APP CULTURE

A future driven by apps

The next time your friend uses an app to catch a ride, you'll likely hear them drop an app name in the process. When you hear that app name being used as a verb, it's a testament to the impact apps like Uber, Lyft and others have made over the last few years. These apps—along with the likes of Didi Chuxing in China and Ola in India—have changed transportation all over the world.

“The ability to have a car show up shortly after you press a button in an app is getting people to rethink car ownership and it's already upended much of the taxi industry,” says Marlon Boarnet, the chair of the Department of Urban Planning and Spatial Analysis at the University of Southern California.

The future of transportation may see a world where cars are shared, not owned.

“We have real revolutions in transportation within reach, and what kicked this all off was apps,” Boarnet said. “The location-aware technology that makes ride-sharing apps possible today will lead to self-driving vehicles in the future, and this will help the push toward electric vehicles replacing gas powered cars.”

While ride-sharing apps, self-driving cars, and electric cars are three very different technologies, they each provide solutions to a global set of challenges tied to transportation.

“Traffic jams, high gas prices, pollution, the annoyance of finding a cab, the expenses that come with car ownership... If your city or town has a lot of cars in it, you basically have the same complaints,” Boarnet said. “This is why it was such a big deal when apps came along that let you call a car any time you want, wherever you are.”

Now some of the companies behind popular ride-hailing apps like Uber are competing and collaborating with major tech companies and automakers to bring self-driving car technology to the masses.

“When self-driving cars arrive, it'll make even less sense to own your own car,” Boarnet continued. If, as experts forecast, these technological advances result in significantly reduced car ownership, the way cities are built could change too.

“We own cars so that we can have them any time we need them,” Boarnet said. “That's why we build parking spaces and lots that let us keep our cars nearby as we move around day to day.” If we don't need to own cars, fewer cars will be parked or on the road.

“Fewer cars on the road will give us majorly positive impacts for the environment and a lot less traffic congestion,” Boarnet said. “Fewer cars just sitting around, parked and not being used means city planners will have to rethink things like street design, parking lots - how cities are shaped.” Without the need for so many car parks, it opens the possibilities of creating more housing, parks and shared public spaces.

The cities of the future could be built more around people than streets and parking lots.

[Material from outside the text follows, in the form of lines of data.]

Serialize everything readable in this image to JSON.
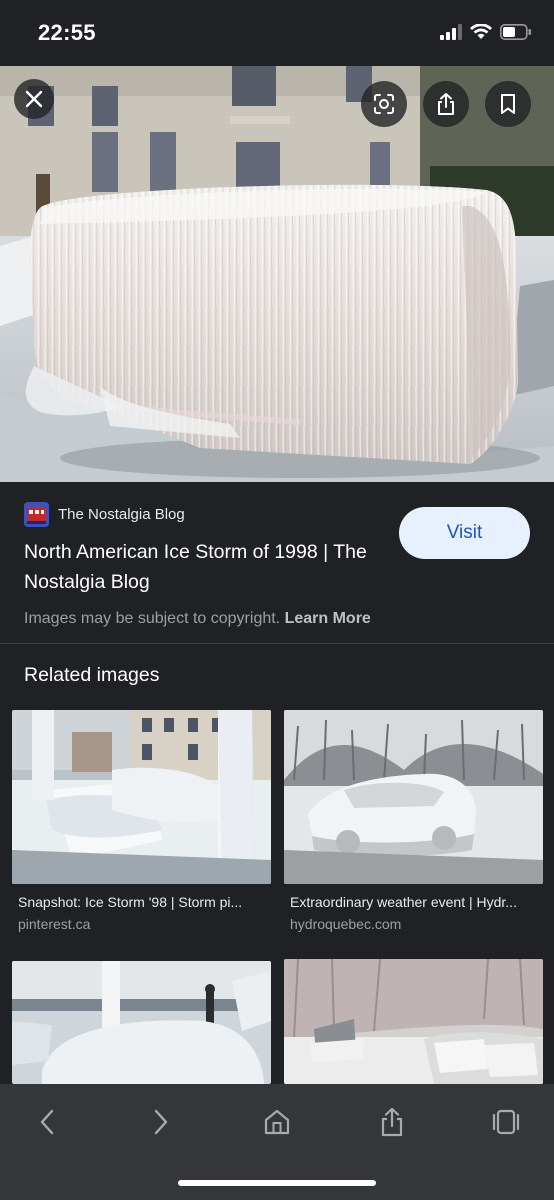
{
  "status_bar": {
    "time": "22:55",
    "icons": [
      "signal-bars-icon",
      "wifi-icon",
      "battery-icon"
    ]
  },
  "hero": {
    "description_icons": [
      "close-icon",
      "lens-icon",
      "share-icon",
      "bookmark-icon"
    ]
  },
  "result": {
    "source_name": "The Nostalgia Blog",
    "title": "North American Ice Storm of 1998 | The Nostalgia Blog",
    "visit_label": "Visit",
    "copyright_text": "Images may be subject to copyright.",
    "learn_more": "Learn More"
  },
  "related": {
    "heading": "Related images",
    "items": [
      {
        "caption": "Snapshot: Ice Storm '98 | Storm pi...",
        "domain": "pinterest.ca"
      },
      {
        "caption": "Extraordinary weather event | Hydr...",
        "domain": "hydroquebec.com"
      },
      {
        "caption": "",
        "domain": ""
      },
      {
        "caption": "",
        "domain": ""
      }
    ]
  },
  "toolbar": {
    "icons": [
      "back-icon",
      "forward-icon",
      "home-icon",
      "share-icon",
      "tabs-icon"
    ]
  },
  "colors": {
    "background": "#202124",
    "toolbar": "#35363a",
    "visit_button_bg": "#e8f0fe",
    "visit_button_text": "#1a56c4",
    "secondary_text": "#9aa0a6"
  }
}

While time will tell if this future actually plays out, other apps are already driving this vision of the future forward. Apps like Addison Lee have a loyalty points scheme to unlock special offers and discounts to frequent users. Whereas Cuvva allows you to get temporary insurance on a car by the hour, making it very convenient. Rentalcars.com helps you discover the cheapest car option available to you while BlaBlaCar and Zipcar UK are making it even easier to carpool.

These apps are yet one more factor for those contemplating ditching car ownership completely, and they're helping us get comfortable with the idea of cars as something we share rather than something we own.

With tens of millions of riders served monthly across the existing ride-hailing and ride-sharing apps, is a new future all but guaranteed?

“Apps, self-driving cars, electric cars—these breakthroughs build on one another,” Boarnet said. “It could all end up being as big for society as the development of the automobile was in the late 1800s, when we moved from walking and horse-drawn carriages to gas-powered cars.”